There is also no question, though, that Botswana was greatly aided by something else: De Beers’s own sense of — to use the current term of art — corporate social responsibility. Unlike most big companies that have exploited Africa’s resources over the course of its tragic history — indeed, unlike most Chinese companies operating in Africa today — De Beers did not simply plunder Botswana. Practically from the start, it entered into a 50-50 joint venture with the government; about a decade ago, it also sold the government a 15 percent stake in the company. (De Beers has only two other shareholders: the South African-based Oppenheimer family, which has controlled the company for over 100 years, and the publicly traded Anglo-American Corporation.)

It has also built roads, hospitals and schools in Botswana; worked to help the country deal with H.I.V. and AIDS; and been involved in and paid for a hundred other things that have helped make Botswana an African success story. Most of the executives in the government-company joint venture are black Africans who have been trained by De Beers. In March, the company closed its diamond sorting facility in London, and opened the largest, most technologically advanced diamond sorting complex in the world in Gaborone. It employs 600 people and is also part of the company’s 50-50 joint venture with the government.

“We think our approach is a competitive advantage,” said Gareth Penny, the cherubic 45-year-old South African who has been the company’s chief executive since 2006. It’s hard to disagree. Botswana’s citizens need roads — but so does De Beers, to transport its diamonds. De Beers needs a healthy work force, so its emphasis on H.I.V. awareness and treatment is clearly in its self interest. Indeed, a more prosperous Botswana helps De Beers in every way imaginable, not least by providing a stable environment in which it can do business. “The country can now attract banks and service industries — and avoid the natural resource curse,” Mr. Penny told me.

In the two years he’s been the chief executive, Mr. Penny has become a proselytizer for what he likes to call “beneficiation” — which is a fancy word for doing well while doing good. I heard him make a speech in Washington a few months ago, in which he repeatedly used the Botswana example and to a less extent Namibia, where De Beers has a number of similar programs, to show what socially responsible companies can accomplish in Africa.

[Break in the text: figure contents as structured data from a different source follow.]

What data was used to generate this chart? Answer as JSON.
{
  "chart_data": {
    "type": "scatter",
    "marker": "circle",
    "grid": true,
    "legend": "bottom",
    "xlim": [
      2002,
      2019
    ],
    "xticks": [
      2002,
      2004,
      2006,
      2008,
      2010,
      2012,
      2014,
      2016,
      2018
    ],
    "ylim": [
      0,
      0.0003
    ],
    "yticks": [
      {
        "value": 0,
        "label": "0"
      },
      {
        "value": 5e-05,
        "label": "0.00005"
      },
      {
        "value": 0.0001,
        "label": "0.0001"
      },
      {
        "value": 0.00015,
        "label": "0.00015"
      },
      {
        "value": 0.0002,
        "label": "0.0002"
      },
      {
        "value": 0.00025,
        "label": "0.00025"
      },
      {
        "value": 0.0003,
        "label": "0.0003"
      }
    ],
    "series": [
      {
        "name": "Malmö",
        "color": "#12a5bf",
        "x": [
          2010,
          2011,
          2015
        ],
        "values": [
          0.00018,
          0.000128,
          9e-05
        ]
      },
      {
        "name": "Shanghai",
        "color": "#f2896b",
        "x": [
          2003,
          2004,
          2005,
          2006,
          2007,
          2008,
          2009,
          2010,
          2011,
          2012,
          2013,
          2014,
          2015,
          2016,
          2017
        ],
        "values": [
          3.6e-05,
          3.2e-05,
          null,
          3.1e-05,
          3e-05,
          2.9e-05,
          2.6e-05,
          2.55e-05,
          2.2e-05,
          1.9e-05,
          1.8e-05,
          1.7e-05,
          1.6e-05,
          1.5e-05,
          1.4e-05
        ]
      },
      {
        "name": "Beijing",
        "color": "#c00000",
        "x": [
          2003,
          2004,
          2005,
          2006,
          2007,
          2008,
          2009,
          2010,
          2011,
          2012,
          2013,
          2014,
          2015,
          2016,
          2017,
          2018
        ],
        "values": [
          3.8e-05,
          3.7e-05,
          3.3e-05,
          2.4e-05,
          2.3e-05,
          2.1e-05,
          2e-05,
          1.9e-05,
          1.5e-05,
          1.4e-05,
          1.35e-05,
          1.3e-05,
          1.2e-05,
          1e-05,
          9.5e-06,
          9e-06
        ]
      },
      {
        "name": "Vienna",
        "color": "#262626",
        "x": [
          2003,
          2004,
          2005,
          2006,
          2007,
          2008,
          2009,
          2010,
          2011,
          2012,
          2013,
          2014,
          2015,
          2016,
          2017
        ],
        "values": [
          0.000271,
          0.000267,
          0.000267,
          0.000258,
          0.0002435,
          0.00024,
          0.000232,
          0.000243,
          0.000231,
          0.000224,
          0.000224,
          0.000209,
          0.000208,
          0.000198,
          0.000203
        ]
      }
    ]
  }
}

He went on to say that every company doing business in Africa needed to practice this kind of enlightened stewardship if it hoped to succeed over the long haul.

So why don’t they?

The transformation of De Beers over the past decade or so is a remarkable, little-known story. For decades, the company had been an unapologetic monopolist, working to keep diamond prices high by controlling supply. It had offices all over Africa — indeed, all over the world — that bought up the vast majority of rough stones as they were mined. It held onto the excess supply, and sold to diamond merchants and traders only enough product to meet demand. Its business model created the perception of scarcity — a necessity in no small part because diamonds are not, in fact, scarce.